In the simulation logic for a vehicle there is a variable for the delay between departures. If you set that delay to 24 hrs, that means that the vehicle will run its route and return to its start location and depart again 24 hours later. If the route takes 4 hours then the simulation begins calculating the next departure as 24 hours after the completion of the 4 hour delivery route. So the departure of the vehicle keeps getting pushed up by 4 hours every time the vehicle runs its route. In this case, after six departures and the addition of 6 x 4hrs = 24hrs to the time between departures, it pushes the departure into the following day. So a departure does not happen at all for that vehicle that day.
This means that the longer it takes a vehicle to complete its route, and the more frequently it travels the route, the more frequently there will be a missed delivery. And that same logic will also, but less frequently, cause deliveries to sometimes be made twice when only one was expected. So a bit of extra storage space at facilities is needed to handle this. The baseline missed delivery rate modeled in SCM Globe may be somewhat higher than what occurs in most real world supply chains, yet this does not change the validity of the simulation results. A supply chain design that performs well even with high missed delivery rates is indeed a good design. When you find a good design, you can further refine it by reducing missed delivery rates.
If you want to reduce the missed delivery rate on a route, subtract the travel time for the vehicle on that route from the delay between departures for the vehicle. When you edit a route, you can see the time it takes to travel the route. In this case where the vehicle takes 4 hours to travel its route you can subtract 4 hours from the delay between departures and get a daily departure on all days of the simulation: 24 – 4 = 20; set delay between departure to be 20 hrs.
There are inevitable rounding errors since the simulation algorithm calculates out to 14 decimal places and we only display 2 or 3 decimal places onscreen. In the thousands of calculations that occur during simulations, small rounding errors can accumulate and change your expected results by an hour or two one way or the other (this is the Butterfly Effect at work). If your first adjustment doesn’t eliminate missed deliveries over a 30 day period, then experiment with different values for the delay variable. Using the example above, if 20 hrs doesn’t quite work, then try 19 hours, or 19.5 hours, or 21, etc.

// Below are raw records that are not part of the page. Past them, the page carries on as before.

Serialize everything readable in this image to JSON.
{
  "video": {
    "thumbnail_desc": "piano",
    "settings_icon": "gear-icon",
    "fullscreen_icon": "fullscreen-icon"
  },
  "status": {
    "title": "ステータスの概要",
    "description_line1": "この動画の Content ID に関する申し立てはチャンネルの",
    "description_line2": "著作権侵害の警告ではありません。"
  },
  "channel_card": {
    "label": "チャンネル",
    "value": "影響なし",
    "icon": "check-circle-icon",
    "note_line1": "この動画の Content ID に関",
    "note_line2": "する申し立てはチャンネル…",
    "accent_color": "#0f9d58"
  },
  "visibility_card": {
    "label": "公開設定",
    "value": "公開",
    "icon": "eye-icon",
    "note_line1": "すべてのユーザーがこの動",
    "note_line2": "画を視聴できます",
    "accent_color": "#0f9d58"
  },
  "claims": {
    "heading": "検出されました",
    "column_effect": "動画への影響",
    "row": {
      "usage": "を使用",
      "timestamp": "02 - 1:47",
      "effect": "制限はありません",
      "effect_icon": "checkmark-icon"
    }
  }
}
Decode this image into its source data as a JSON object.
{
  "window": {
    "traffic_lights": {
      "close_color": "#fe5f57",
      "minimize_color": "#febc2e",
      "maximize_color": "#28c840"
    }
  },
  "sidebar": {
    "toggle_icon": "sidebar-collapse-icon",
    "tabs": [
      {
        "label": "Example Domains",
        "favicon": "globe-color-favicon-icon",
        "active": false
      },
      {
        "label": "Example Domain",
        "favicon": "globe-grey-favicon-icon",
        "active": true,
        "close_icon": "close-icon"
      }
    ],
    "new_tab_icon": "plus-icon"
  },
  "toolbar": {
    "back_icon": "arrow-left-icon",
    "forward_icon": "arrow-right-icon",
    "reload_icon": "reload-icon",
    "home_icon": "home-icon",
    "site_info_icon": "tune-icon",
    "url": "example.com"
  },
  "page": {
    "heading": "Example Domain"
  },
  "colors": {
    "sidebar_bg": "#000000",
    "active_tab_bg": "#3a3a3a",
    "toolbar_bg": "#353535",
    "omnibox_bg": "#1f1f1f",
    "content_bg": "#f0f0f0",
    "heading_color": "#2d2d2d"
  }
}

Think more about reducing percentages of missed deliveries than about trying to eliminate all missed deliveries. It is more realistic to create supply chain models with low percentage rates of missed deliveries than to create models with absolutely no missed deliveries. Such perfect supply chains do not exist in the real world. The screenshots below illustrate the effects of percentage reductions in missed deliveries.
The graph on the left above shows the baseline missed delivery rate in a simulation using a 24 hour delay between departures on a particular route. On the right above the graph shows the result of a 50% reduction in missed deliveries (subtract half the travel time on the route from the delay between departure). Notice how on-hand inventory levels fluctuate inside a lower range: 25 to 55; versus 30 to 60. And see how average on-hand inventory over the entire period is also lower in the graph on the right. Due to fewer missed deliveries, delivery quantities can be smaller making average on-hand inventory lower. Delivery quantities can be smaller because fewer missed deliveries means there is less need to continually replenish safety stock.
Above on the left is the result of a 75% reduction in missed deliveries (subtract three quarters of the route travel time from the delay between departures). This causes on-hand inventory to fluctuate within an even smaller range, and the average on-hand amount over the entire period continues to drop. On the right is a 100% reduction in missed deliveries with no fluctuation in on-hand amounts over the entire period. Notice how on-hand inventory level is maintained at 30 because it is the appropriate safety stock level when deliveries are made on a daily basis and daily product demand equals 30.
This sequence of on-hand inventory graphs illustrates why as the number of missed deliveries decreases, it is possible to lower on-hand inventory. And with less on-hand inventory it is possible to also reduce related rent and operating costs associated with that inventory.